The National Labor Relations Board (NLRB) has announced that it will revert back to the long-standing common-law test for determining independent contractor status. This overrules a 2014 NLRB decision, which modified the common-law test by limiting the impact of entrepreneurial opportunity for economic gain.
The Board came to its recent decision in the case, SuperShuttle DFW, Inc., which found that SuperShuttle franchisees at the Dallas-Fort Worth Airport are independent contractors. When analyzing the relationship between SuperShuttle and these franchisees, the NLRB found that the franchisees’ autonomy and nearly complete control over their daily work schedule, their compensation structure, and the leasing or ownership of their shuttle van collectively concluded that the franchisees had the entrepreneurial opportunity for economic gain, and were therefore independent contractors.

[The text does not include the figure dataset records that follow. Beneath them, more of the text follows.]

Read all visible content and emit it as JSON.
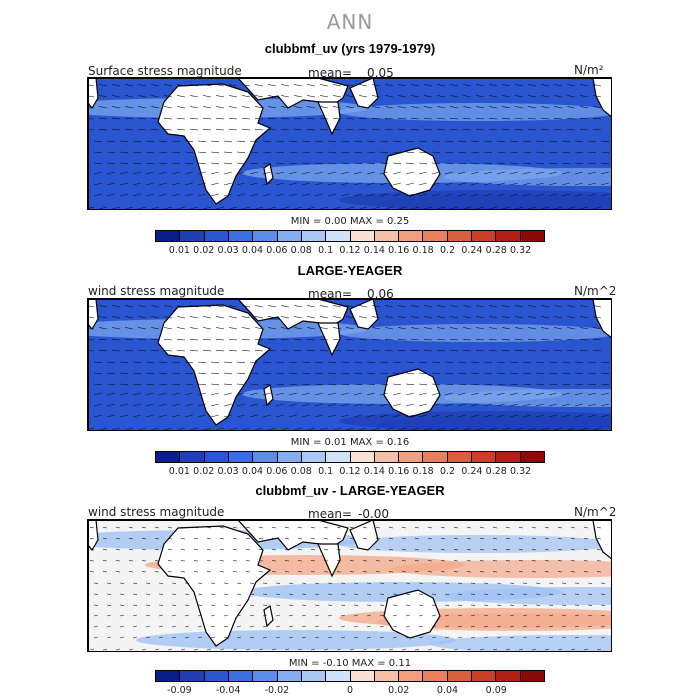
{
  "figure": {
    "title": "ANN"
  },
  "panels": [
    {
      "title": "clubbmf_uv (yrs 1979-1979)",
      "left_label": "Surface stress magnitude",
      "mean_label": "mean=",
      "mean_value": "0.05",
      "units": "N/m²",
      "minmax": "MIN =   0.00  MAX =   0.25",
      "colorbar": {
        "colors": [
          "#0a1f8c",
          "#1f3fb3",
          "#2a55d1",
          "#3b6ee0",
          "#5a8ee8",
          "#84aef0",
          "#aac9f5",
          "#d0e2fa",
          "#fbe0d4",
          "#f6c0a8",
          "#f0a080",
          "#e8805d",
          "#d9603d",
          "#c9402a",
          "#b02018",
          "#8a0a0a"
        ],
        "ticks": [
          "0.01",
          "0.02",
          "0.03",
          "0.04",
          "0.06",
          "0.08",
          "0.1",
          "0.12",
          "0.14",
          "0.16",
          "0.18",
          "0.2",
          "0.24",
          "0.28",
          "0.32"
        ]
      }
    },
    {
      "title": "LARGE-YEAGER",
      "left_label": "wind stress magnitude",
      "mean_label": "mean=",
      "mean_value": "0.06",
      "units": "N/m^2",
      "minmax": "MIN =   0.01  MAX =   0.16",
      "colorbar": {
        "colors": [
          "#0a1f8c",
          "#1f3fb3",
          "#2a55d1",
          "#3b6ee0",
          "#5a8ee8",
          "#84aef0",
          "#aac9f5",
          "#d0e2fa",
          "#fbe0d4",
          "#f6c0a8",
          "#f0a080",
          "#e8805d",
          "#d9603d",
          "#c9402a",
          "#b02018",
          "#8a0a0a"
        ],
        "ticks": [
          "0.01",
          "0.02",
          "0.03",
          "0.04",
          "0.06",
          "0.08",
          "0.1",
          "0.12",
          "0.14",
          "0.16",
          "0.18",
          "0.2",
          "0.24",
          "0.28",
          "0.32"
        ]
      }
    },
    {
      "title": "clubbmf_uv - LARGE-YEAGER",
      "left_label": "wind stress magnitude",
      "mean_label": "mean=",
      "mean_value": "-0.00",
      "units": "N/m^2",
      "minmax": "MIN =  -0.10  MAX =   0.11",
      "colorbar": {
        "colors": [
          "#0a1f8c",
          "#1f3fb3",
          "#2a55d1",
          "#3b6ee0",
          "#5a8ee8",
          "#84aef0",
          "#aac9f5",
          "#d0e2fa",
          "#fbe0d4",
          "#f6c0a8",
          "#f0a080",
          "#e8805d",
          "#d9603d",
          "#c9402a",
          "#b02018",
          "#8a0a0a"
        ],
        "ticks": [
          "-0.09",
          "",
          "-0.04",
          "",
          "-0.02",
          "",
          "",
          "0",
          "",
          "0.02",
          "",
          "0.04",
          "",
          "0.09",
          ""
        ]
      }
    }
  ],
  "map_colors": {
    "land": "#ffffff",
    "ocean_strong": "#2a55d1",
    "ocean_light": "#7aa5ec",
    "anomaly_pos": "#f4a88a",
    "anomaly_neg": "#9cc0f3",
    "anomaly_neutral": "#f4f4f4"
  }
}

In light of the SuperShuttle DFW, Inc. decision, “entrepreneurial opportunity” again becomes a key principle, along with employer control, in evaluating whether a worker is an employee or an independent contractor. Although no one factor controls the determination of whether a worker is an employee or an independent contractor, each factor is now likely to be evaluated in the context of “entrepreneurial opportunity” on the part of the worker. We recommend that our clients consider this standard and carefully classify workers as either employees or independent contractors in an effort to avoid future claims and/or penalties.